Stiffening symphony of aging: Biophysical changes in senescent osteocytes

Abstract

Senescent osteocytes are key contributors to age-related bone loss and fragility; however, the impact of mechanobiological changes in these cells remains poorly understood. This study provides a novel analysis of these changes in primary osteocytes following irradiation-induced senescence. By integrating subcellular mechanical measurements with gene expression analyses, we identified significant, time-dependent alterations in the mechanical properties of senescent bone cells. Increases in classical markers such as SA-β-Gal activity and p16^Ink4a expression levels confirmed the senescence status post-irradiation. Our key findings include a time-dependent increase in cytoskeletal Young's modulus and altered viscoelastic properties of the plasma membrane, affecting the contractility of primary osteocytes. Additionally, we observed a significant increase in Sclerostin (Sost) expression 21 days post-irradiation. These biophysical changes may impair osteocyte mechanosensation and mechanotransduction, contributing to bone fragility. This is the first study to time-map senescence-associated mechanical changes in the osteocyte cytoskeleton. Our findings highlight the potential of biophysical markers as indicators of cellular senescence, providing more specificity than traditional, variable biomolecular markers. We believe these results may support biomechanical stimulation as a potential therapeutic strategy to rejuvenate aging osteocytes and enhance bone health.

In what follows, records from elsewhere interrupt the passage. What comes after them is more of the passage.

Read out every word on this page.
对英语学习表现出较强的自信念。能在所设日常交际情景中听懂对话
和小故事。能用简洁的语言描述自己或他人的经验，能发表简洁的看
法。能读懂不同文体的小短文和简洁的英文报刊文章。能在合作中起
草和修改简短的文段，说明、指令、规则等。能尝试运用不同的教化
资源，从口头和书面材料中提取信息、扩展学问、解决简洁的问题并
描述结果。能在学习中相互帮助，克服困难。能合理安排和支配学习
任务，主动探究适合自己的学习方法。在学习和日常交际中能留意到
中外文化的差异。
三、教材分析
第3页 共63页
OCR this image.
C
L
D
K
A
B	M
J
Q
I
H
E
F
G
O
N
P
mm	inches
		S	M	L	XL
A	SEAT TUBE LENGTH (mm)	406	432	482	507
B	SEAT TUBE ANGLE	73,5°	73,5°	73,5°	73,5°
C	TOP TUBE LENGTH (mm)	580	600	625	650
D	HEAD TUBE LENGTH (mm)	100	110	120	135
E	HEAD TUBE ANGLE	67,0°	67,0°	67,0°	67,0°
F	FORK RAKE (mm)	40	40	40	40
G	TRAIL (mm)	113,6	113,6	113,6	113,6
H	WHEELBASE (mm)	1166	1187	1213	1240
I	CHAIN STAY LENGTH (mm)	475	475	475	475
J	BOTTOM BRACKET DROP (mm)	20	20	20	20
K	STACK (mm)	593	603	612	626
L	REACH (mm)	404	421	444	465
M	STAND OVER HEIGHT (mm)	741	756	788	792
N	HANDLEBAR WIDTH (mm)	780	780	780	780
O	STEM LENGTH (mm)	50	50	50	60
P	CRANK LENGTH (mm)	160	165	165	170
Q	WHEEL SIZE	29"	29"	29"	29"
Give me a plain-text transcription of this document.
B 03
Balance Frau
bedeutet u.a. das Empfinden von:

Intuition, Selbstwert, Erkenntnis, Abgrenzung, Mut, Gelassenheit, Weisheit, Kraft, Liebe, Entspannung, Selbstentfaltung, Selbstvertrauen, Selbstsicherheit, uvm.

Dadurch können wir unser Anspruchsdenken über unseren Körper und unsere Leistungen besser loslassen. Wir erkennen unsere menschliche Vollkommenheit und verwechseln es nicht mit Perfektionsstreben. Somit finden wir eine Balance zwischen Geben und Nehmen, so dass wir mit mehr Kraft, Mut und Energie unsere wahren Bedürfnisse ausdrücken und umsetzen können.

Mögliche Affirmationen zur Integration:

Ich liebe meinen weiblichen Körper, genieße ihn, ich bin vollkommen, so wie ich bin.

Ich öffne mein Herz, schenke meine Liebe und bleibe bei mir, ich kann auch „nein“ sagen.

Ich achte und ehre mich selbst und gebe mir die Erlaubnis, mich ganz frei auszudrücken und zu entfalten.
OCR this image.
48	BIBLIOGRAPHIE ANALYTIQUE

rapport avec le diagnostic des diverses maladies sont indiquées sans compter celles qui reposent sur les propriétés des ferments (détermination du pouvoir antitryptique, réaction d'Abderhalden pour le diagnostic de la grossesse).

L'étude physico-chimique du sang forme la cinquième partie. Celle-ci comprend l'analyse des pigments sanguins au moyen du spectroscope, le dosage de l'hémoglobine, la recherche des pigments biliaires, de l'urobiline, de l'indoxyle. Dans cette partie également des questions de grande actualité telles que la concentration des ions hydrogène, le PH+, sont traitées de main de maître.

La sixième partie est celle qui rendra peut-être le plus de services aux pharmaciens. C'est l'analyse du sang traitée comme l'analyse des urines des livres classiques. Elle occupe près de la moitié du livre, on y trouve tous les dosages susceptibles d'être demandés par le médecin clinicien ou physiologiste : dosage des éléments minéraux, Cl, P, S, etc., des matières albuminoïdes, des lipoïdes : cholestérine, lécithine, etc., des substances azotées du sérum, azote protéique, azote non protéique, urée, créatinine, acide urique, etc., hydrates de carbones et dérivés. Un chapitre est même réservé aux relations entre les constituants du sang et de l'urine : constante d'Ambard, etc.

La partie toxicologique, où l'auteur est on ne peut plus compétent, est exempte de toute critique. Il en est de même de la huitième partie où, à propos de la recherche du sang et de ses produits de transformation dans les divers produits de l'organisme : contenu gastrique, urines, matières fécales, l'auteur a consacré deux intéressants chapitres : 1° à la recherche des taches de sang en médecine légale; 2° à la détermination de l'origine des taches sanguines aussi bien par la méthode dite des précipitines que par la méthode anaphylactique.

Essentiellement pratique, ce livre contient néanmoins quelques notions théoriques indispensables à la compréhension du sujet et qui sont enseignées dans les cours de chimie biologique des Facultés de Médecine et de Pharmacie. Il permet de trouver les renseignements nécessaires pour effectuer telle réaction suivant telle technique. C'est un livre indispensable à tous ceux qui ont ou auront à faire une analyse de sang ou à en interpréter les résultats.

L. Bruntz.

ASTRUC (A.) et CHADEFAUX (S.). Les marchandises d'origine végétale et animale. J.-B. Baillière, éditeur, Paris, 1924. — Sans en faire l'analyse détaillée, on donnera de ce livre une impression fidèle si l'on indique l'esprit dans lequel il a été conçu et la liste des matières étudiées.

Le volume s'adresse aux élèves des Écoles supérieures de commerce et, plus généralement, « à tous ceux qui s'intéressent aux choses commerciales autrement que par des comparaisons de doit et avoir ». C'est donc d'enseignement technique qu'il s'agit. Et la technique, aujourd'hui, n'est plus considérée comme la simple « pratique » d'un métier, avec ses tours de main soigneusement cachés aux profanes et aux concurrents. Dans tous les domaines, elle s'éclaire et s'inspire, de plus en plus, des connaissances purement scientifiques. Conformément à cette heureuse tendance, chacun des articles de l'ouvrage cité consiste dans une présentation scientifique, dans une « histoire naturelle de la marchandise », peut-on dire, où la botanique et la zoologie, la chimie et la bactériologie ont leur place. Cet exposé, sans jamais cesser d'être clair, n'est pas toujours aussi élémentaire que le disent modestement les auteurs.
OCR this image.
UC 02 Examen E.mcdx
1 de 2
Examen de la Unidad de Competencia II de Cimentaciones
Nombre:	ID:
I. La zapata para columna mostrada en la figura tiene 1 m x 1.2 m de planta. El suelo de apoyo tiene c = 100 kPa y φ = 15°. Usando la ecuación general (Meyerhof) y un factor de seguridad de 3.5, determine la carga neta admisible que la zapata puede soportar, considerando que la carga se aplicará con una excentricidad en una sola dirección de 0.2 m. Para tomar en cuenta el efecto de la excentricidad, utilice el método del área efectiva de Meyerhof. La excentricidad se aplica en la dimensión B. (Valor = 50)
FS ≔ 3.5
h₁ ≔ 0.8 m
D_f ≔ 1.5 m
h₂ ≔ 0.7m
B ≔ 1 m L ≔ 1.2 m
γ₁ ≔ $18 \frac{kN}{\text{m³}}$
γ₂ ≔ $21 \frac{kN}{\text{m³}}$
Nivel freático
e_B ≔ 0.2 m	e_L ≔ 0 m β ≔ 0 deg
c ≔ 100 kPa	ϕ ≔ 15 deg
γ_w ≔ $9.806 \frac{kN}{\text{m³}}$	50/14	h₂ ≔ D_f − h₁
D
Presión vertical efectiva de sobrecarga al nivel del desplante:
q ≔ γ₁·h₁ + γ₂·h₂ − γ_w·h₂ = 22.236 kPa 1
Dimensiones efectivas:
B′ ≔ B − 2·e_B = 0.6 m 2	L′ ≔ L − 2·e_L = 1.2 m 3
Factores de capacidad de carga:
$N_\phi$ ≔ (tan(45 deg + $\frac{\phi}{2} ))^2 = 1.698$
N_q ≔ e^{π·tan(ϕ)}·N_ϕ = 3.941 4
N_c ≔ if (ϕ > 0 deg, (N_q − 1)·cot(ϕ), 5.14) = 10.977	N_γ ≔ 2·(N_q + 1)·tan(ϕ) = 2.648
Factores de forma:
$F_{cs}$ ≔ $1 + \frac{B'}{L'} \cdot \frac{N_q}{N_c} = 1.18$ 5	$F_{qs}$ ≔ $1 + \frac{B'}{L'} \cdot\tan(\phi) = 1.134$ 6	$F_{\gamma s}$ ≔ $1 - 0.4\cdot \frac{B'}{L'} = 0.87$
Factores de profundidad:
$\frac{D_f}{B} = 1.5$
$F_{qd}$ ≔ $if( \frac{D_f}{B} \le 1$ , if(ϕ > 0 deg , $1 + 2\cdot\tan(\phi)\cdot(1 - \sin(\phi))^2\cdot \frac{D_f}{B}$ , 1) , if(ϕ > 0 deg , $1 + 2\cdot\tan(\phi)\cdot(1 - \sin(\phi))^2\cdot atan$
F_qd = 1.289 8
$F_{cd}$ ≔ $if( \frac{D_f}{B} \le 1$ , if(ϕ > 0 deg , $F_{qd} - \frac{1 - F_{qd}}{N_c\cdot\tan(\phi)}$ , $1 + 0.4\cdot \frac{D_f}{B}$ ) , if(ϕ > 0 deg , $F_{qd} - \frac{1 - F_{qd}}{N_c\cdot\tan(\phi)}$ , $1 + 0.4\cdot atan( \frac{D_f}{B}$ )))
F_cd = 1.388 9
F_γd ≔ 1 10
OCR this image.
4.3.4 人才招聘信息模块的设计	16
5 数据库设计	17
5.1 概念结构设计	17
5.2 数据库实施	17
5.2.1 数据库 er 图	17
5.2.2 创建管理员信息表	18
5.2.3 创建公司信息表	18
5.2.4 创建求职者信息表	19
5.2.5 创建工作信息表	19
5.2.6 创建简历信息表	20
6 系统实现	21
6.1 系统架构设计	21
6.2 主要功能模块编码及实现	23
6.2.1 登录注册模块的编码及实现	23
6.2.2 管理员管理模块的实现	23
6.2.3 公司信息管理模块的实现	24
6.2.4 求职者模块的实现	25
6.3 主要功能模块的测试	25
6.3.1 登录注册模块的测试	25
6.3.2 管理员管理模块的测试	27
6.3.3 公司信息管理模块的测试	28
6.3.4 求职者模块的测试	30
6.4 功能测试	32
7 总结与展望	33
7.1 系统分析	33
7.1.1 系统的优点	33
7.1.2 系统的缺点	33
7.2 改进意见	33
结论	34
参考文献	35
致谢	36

Keywords: cellular senescence; cytoskeleton mechanics; osteocyte mechanobiology; sub cellular structure.

FIGURE 1

Overview of the study and gene expression changes in senescent primary osteocytes. (a) Schematic representation of primary osteocyte isolation, culture, and induction of senescence by irradiation. (b) Bright field microscopy of irradiated primary cell culture showing increased in SA‐β‐Gal activity with peaking to over 70% by day 21 [scale bar = 50 μm]. (c, d) Normalized mRNA expression levels of key osteocyte and senescence‐associated genes. Increases in Sost and Mepe, along with a decrease in Mmp9, were observed in senescent osteocytes compared to non‐senescent control cells. Elevated p16 expression, along with increased SA‐β‐Gal activity (b), confirmed the senescence status. As illustrated in representative immunofluorescence staining images (F‐actin/DAPI) [scale bar = 25 μm], (e) changes in cell size, dendritic network (arrows in Sn‐D7), and morphology (dashed boundary in Sn‐D21) were observed. We have provided additional IF images in Appendix S1. These micrographs, from different regions of the CTRL and Sn‐D21 cultures, allow for better observation of the morphological changes due to senescence condition across different regions. Data are presented as means ± SD, with statistical significance denoted by *p < 0.05, **p < 0.01, ***p < 0.001, and ****p < 0.0001.

FIGURE 2

Mechanobiological Changes in Senescent Osteocytes. (a) Representative images of our mechanobiology experimental setup (b) Mechanical measurements showing increased Young's modulus and potentially altered viscoelastic properties in senescent osteocytes. A minimum of N = 90 single cells per study group (i.e., CTRL, Sn‐D7, Sn‐D14, and Sn‐D21) were mechanically tested at every time point. Young's modulus was obtained using the Hertzian contact model with Poisson's ratio $\nu =0.5$. (c) Mean unloading portions of indentation curves and (d) load‐time curves, demonstrating significantly higher minimum adhesion force and delayed recovery in senescent cells (p = 0.0084). In plot (c), all indentation data from control and Sn‐D21 were used, while plot (d) includes experimental data from cells exhibiting osteocyte‐like morphology. (e) Schematic drawing connecting these findings to the impaired mechanosensation and mechanotransduction capabilities of senescent osteocytes. These changes contribute to age‐related bone loss and fragility. Data are presented as means ± SD, with statistical significance denoted by *p < 0.05, **p < 0.01, ***p < 0.001, and ****p < 0.0001.